Page:Revue des Deux Mondes - 1851 - tome 12.djvu/970

La bibliothèque libre.
Le texte de cette page a été corrigé et est conforme au fac-similé.

Combien de délim[1] et de leurs compagnes ont été nos victimes, — bien que leur course ne le cède point au vol des autres oiseaux!

Nous revenons à nos familles, à l’heure où s’arrête le convoi — sur un campement nouveau pur de toute souillure.

La terre exhale le musc[2]; — mais, plus pure que lui, — elle a été blanchie par les pluies — du soir et du matin.

Nous dressons nos tentes par groupes arrondis; — la terre en est couverte comme le firmament d’étoiles.
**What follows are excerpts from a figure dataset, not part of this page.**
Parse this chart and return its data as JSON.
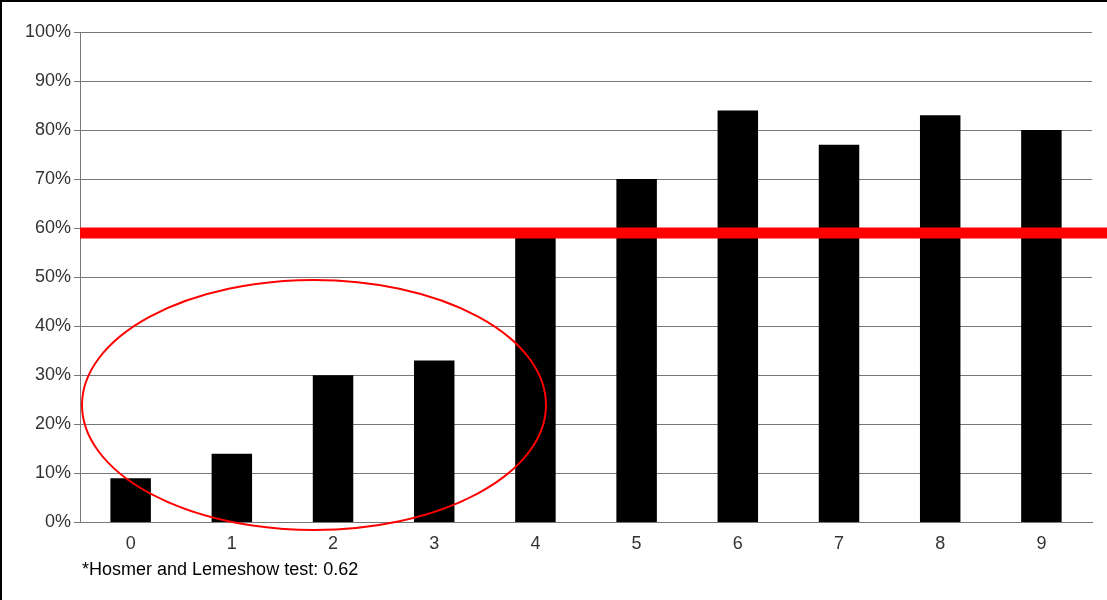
{
  "chart_data": {
    "type": "bar",
    "categories": [
      "0",
      "1",
      "2",
      "3",
      "4",
      "5",
      "6",
      "7",
      "8",
      "9"
    ],
    "values": [
      9,
      14,
      30,
      33,
      58,
      70,
      84,
      77,
      83,
      80
    ],
    "color": "#000000",
    "ylim": [
      0,
      100
    ],
    "yticks": [
      {
        "value": 0,
        "label": "0%"
      },
      {
        "value": 10,
        "label": "10%"
      },
      {
        "value": 20,
        "label": "20%"
      },
      {
        "value": 30,
        "label": "30%"
      },
      {
        "value": 40,
        "label": "40%"
      },
      {
        "value": 50,
        "label": "50%"
      },
      {
        "value": 60,
        "label": "60%"
      },
      {
        "value": 70,
        "label": "70%"
      },
      {
        "value": 80,
        "label": "80%"
      },
      {
        "value": 90,
        "label": "90%"
      },
      {
        "value": 100,
        "label": "100%"
      }
    ],
    "grid": "y",
    "legend": false,
    "ref_lines": [
      {
        "axis": "y",
        "value": 59,
        "color": "#ff0000",
        "line_style": "solid"
      }
    ],
    "annotations": [
      "*Hosmer and Lemeshow test: 0.62"
    ]
  }
}
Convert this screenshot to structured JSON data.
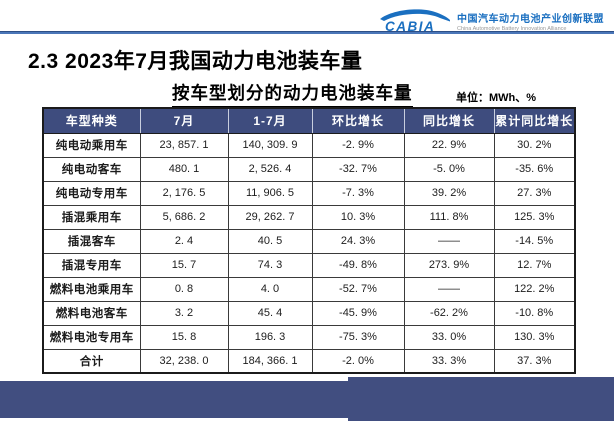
{
  "title": "2.3 2023年7月我国动力电池装车量",
  "subtitle": "按车型划分的动力电池装车量",
  "unit_label": "单位：MWh、%",
  "logo": {
    "abbr": "CABIA",
    "org_cn": "中国汽车动力电池产业创新联盟",
    "org_en": "China Automotive Battery Innovation Alliance"
  },
  "table": {
    "columns": [
      "车型种类",
      "7月",
      "1-7月",
      "环比增长",
      "同比增长",
      "累计同比增长"
    ],
    "rows": [
      [
        "纯电动乘用车",
        "23, 857. 1",
        "140, 309. 9",
        "-2. 9%",
        "22. 9%",
        "30. 2%"
      ],
      [
        "纯电动客车",
        "480. 1",
        "2, 526. 4",
        "-32. 7%",
        "-5. 0%",
        "-35. 6%"
      ],
      [
        "纯电动专用车",
        "2, 176. 5",
        "11, 906. 5",
        "-7. 3%",
        "39. 2%",
        "27. 3%"
      ],
      [
        "插混乘用车",
        "5, 686. 2",
        "29, 262. 7",
        "10. 3%",
        "111. 8%",
        "125. 3%"
      ],
      [
        "插混客车",
        "2. 4",
        "40. 5",
        "24. 3%",
        "——",
        "-14. 5%"
      ],
      [
        "插混专用车",
        "15. 7",
        "74. 3",
        "-49. 8%",
        "273. 9%",
        "12. 7%"
      ],
      [
        "燃料电池乘用车",
        "0. 8",
        "4. 0",
        "-52. 7%",
        "——",
        "122. 2%"
      ],
      [
        "燃料电池客车",
        "3. 2",
        "45. 4",
        "-45. 9%",
        "-62. 2%",
        "-10. 8%"
      ],
      [
        "燃料电池专用车",
        "15. 8",
        "196. 3",
        "-75. 3%",
        "33. 0%",
        "130. 3%"
      ],
      [
        "合计",
        "32, 238. 0",
        "184, 366. 1",
        "-2. 0%",
        "33. 3%",
        "37. 3%"
      ]
    ]
  },
  "colors": {
    "table_header_bg": "#3e4c7e",
    "footer_bar": "#414e80",
    "logo_blue": "#1a6fc0",
    "divider_blue": "#4a76b8"
  }
}
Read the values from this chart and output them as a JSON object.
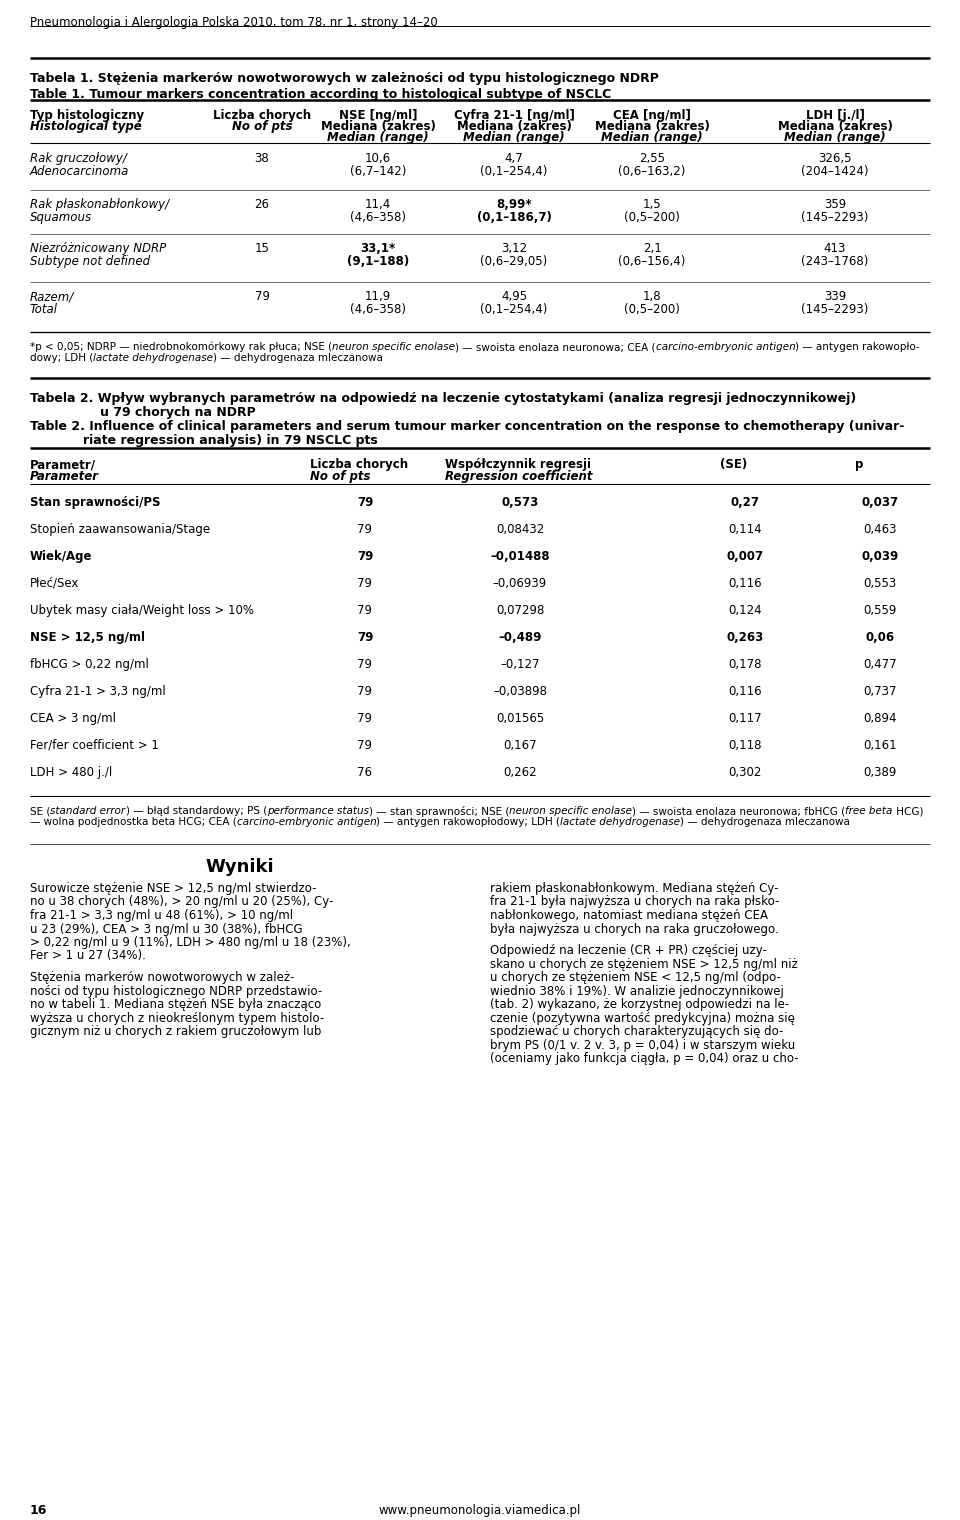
{
  "page_header": "Pneumonologia i Alergologia Polska 2010, tom 78, nr 1, strony 14–20",
  "table1_title_pl": "Tabela 1. Stężenia markerów nowotworowych w zależności od typu histologicznego NDRP",
  "table1_title_en": "Table 1. Tumour markers concentration according to histological subtype of NSCLC",
  "table2_title_pl1": "Tabela 2. Wpływ wybranych parametrów na odpowiedź na leczenie cytostatykami (analiza regresji jednoczynnikowej)",
  "table2_title_pl2": "u 79 chorych na NDRP",
  "table2_title_en1": "Table 2. Influence of clinical parameters and serum tumour marker concentration on the response to chemotherapy (univar-",
  "table2_title_en2": "    iate regression analysis) in 79 NSCLC pts",
  "table1_rows": [
    {
      "name_pl": "Rak gruczołowy/",
      "name_en": "Adenocarcinoma",
      "n": "38",
      "nse": "10,6",
      "nse_range": "(6,7–142)",
      "cyfra": "4,7",
      "cyfra_range": "(0,1–254,4)",
      "cea": "2,55",
      "cea_range": "(0,6–163,2)",
      "ldh": "326,5",
      "ldh_range": "(204–1424)",
      "bold_nse": false,
      "bold_cyfra": false
    },
    {
      "name_pl": "Rak płaskonabłonkowy/",
      "name_en": "Squamous",
      "n": "26",
      "nse": "11,4",
      "nse_range": "(4,6–358)",
      "cyfra": "8,99*",
      "cyfra_range": "(0,1–186,7)",
      "cea": "1,5",
      "cea_range": "(0,5–200)",
      "ldh": "359",
      "ldh_range": "(145–2293)",
      "bold_nse": false,
      "bold_cyfra": true
    },
    {
      "name_pl": "Niezróżnicowany NDRP",
      "name_en": "Subtype not defined",
      "n": "15",
      "nse": "33,1*",
      "nse_range": "(9,1–188)",
      "cyfra": "3,12",
      "cyfra_range": "(0,6–29,05)",
      "cea": "2,1",
      "cea_range": "(0,6–156,4)",
      "ldh": "413",
      "ldh_range": "(243–1768)",
      "bold_nse": true,
      "bold_cyfra": false
    },
    {
      "name_pl": "Razem/",
      "name_en": "Total",
      "n": "79",
      "nse": "11,9",
      "nse_range": "(4,6–358)",
      "cyfra": "4,95",
      "cyfra_range": "(0,1–254,4)",
      "cea": "1,8",
      "cea_range": "(0,5–200)",
      "ldh": "339",
      "ldh_range": "(145–2293)",
      "bold_nse": false,
      "bold_cyfra": false
    }
  ],
  "table2_rows": [
    {
      "param": "Stan sprawności/PS",
      "n": "79",
      "coef": "0,573",
      "se": "0,27",
      "p": "0,037",
      "bold": true
    },
    {
      "param": "Stopień zaawansowania/Stage",
      "n": "79",
      "coef": "0,08432",
      "se": "0,114",
      "p": "0,463",
      "bold": false
    },
    {
      "param": "Wiek/Age",
      "n": "79",
      "coef": "–0,01488",
      "se": "0,007",
      "p": "0,039",
      "bold": true
    },
    {
      "param": "Płeć/Sex",
      "n": "79",
      "coef": "–0,06939",
      "se": "0,116",
      "p": "0,553",
      "bold": false
    },
    {
      "param": "Ubytek masy ciała/Weight loss > 10%",
      "n": "79",
      "coef": "0,07298",
      "se": "0,124",
      "p": "0,559",
      "bold": false
    },
    {
      "param": "NSE > 12,5 ng/ml",
      "n": "79",
      "coef": "–0,489",
      "se": "0,263",
      "p": "0,06",
      "bold": true
    },
    {
      "param": "fbHCG > 0,22 ng/ml",
      "n": "79",
      "coef": "–0,127",
      "se": "0,178",
      "p": "0,477",
      "bold": false
    },
    {
      "param": "Cyfra 21-1 > 3,3 ng/ml",
      "n": "79",
      "coef": "–0,03898",
      "se": "0,116",
      "p": "0,737",
      "bold": false
    },
    {
      "param": "CEA > 3 ng/ml",
      "n": "79",
      "coef": "0,01565",
      "se": "0,117",
      "p": "0,894",
      "bold": false
    },
    {
      "param": "Fer/fer coefficient > 1",
      "n": "79",
      "coef": "0,167",
      "se": "0,118",
      "p": "0,161",
      "bold": false
    },
    {
      "param": "LDH > 480 j./l",
      "n": "76",
      "coef": "0,262",
      "se": "0,302",
      "p": "0,389",
      "bold": false
    }
  ],
  "wyniki_left_lines": [
    "Surowicze stężenie NSE > 12,5 ng/ml stwierdzo-",
    "no u 38 chorych (48%), > 20 ng/ml u 20 (25%), Cy-",
    "fra 21-1 > 3,3 ng/ml u 48 (61%), > 10 ng/ml",
    "u 23 (29%), CEA > 3 ng/ml u 30 (38%), fbHCG",
    "> 0,22 ng/ml u 9 (11%), LDH > 480 ng/ml u 18 (23%),",
    "Fer > 1 u 27 (34%).",
    "",
    "Stężenia markerów nowotworowych w zależ-",
    "ności od typu histologicznego NDRP przedstawio-",
    "no w tabeli 1. Mediana stężeń NSE była znacząco",
    "wyższa u chorych z nieokreślonym typem histolo-",
    "gicznym niż u chorych z rakiem gruczołowym lub"
  ],
  "wyniki_right_lines": [
    "rakiem płaskonabłonkowym. Mediana stężeń Cy-",
    "fra 21-1 była najwyższa u chorych na raka płsko-",
    "nabłonkowego, natomiast mediana stężeń CEA",
    "była najwyższa u chorych na raka gruczołowego.",
    "",
    "Odpowiedź na leczenie (CR + PR) częściej uzy-",
    "skano u chorych ze stężeniem NSE > 12,5 ng/ml niż",
    "u chorych ze stężeniem NSE < 12,5 ng/ml (odpo-",
    "wiednio 38% i 19%). W analizie jednoczynnikowej",
    "(tab. 2) wykazano, że korzystnej odpowiedzi na le-",
    "czenie (pozytywna wartość predykcyjna) można się",
    "spodziewać u chorych charakteryzujących się do-",
    "brym PS (0/1 v. 2 v. 3, p = 0,04) i w starszym wieku",
    "(oceniamy jako funkcja ciągła, p = 0,04) oraz u cho-"
  ]
}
Les anciens ont dit (ils ne sont plus, mais nos pères l’ont répété, — et nous le disons comme eux, car le vrai est toujours vrai) :

Deux choses sont surtout belles en ce monde, — les beaux vers et les belles tentes.

Le soir, nos chameaux se rapprochent de nous; — la nuit, la voix du mâle est comme un tonnerre lointain.

Vaisseaux légers de la terre, — plus sûrs que les vaisseaux, — car le navire est inconstant.

Nos maharis[3] le disputent en vitesse au maha[4]. — Et nos chevaux, est-il une gloire pareille?

Toujours sellés pour le combat; — à qui réclame notre secours, — ils sont la promesse de la victoire.

Nos ennemis n’ont point d’asile contre nos coups, — car nos coursiers, célébrés par le prophète[5], fondent sur eux comme le vautour.

Nos coursiers, ils sont abreuvés du lait le plus pur; — c’est du lait de chamelle plus précieux que celui de la vache.

Le premier de nos soins, c’est de partager nos prises sur l’ennemi. — L’équité préside au partage; chacun a le prix de sa valeur.

Nous avons vendu notre droit de cité; nous n’avons point à regretter notre marché. — Nous avons gagné l’honneur; le hader ne le connaît point.

Rois nous sommes; nul ne peut nous être comparé. — Est-ce vivre que de subir l’humiliation?

Nous ne soutirons point l’affront de l’injuste; nous le laissons, lui et sa terre. — Le véritable honneur est dans la vie nomade.

Si le contact du voisin nous gêne, — nous nous éloignons de lui; ni lui, ni nous, n’avons à nous plaindre.

Que pourrais-tu reprocher au bedoui ? — Rien que son amour pour la gloire, et sa libéralité, qui ne connaît pas de mesure.

Sous la tente, le feu de l’hospitalité luit pour le voyageur. — Il y trouve, quel qu’il soit, contre la faim et le froid, un remède assuré.

Les temps ont dit : La salubrité du Sahara. — Toute maladie, toute infirmité n’habite que sous le toit des villes.

Au Sahara, celui que le fer n’a pas moissonné voit des jours sans limite. — Nos vieillards sont les aînés de tous les hommes.

  1. Délim, mâle de l’autruche.
  2. Là où est passé le ghézal est restée l’odeur du musc.
  3. Mahari, chameau de course.
  4. Maha, sorte de biche sauvage blanche.
  5. Allusion à une sourate du Koran.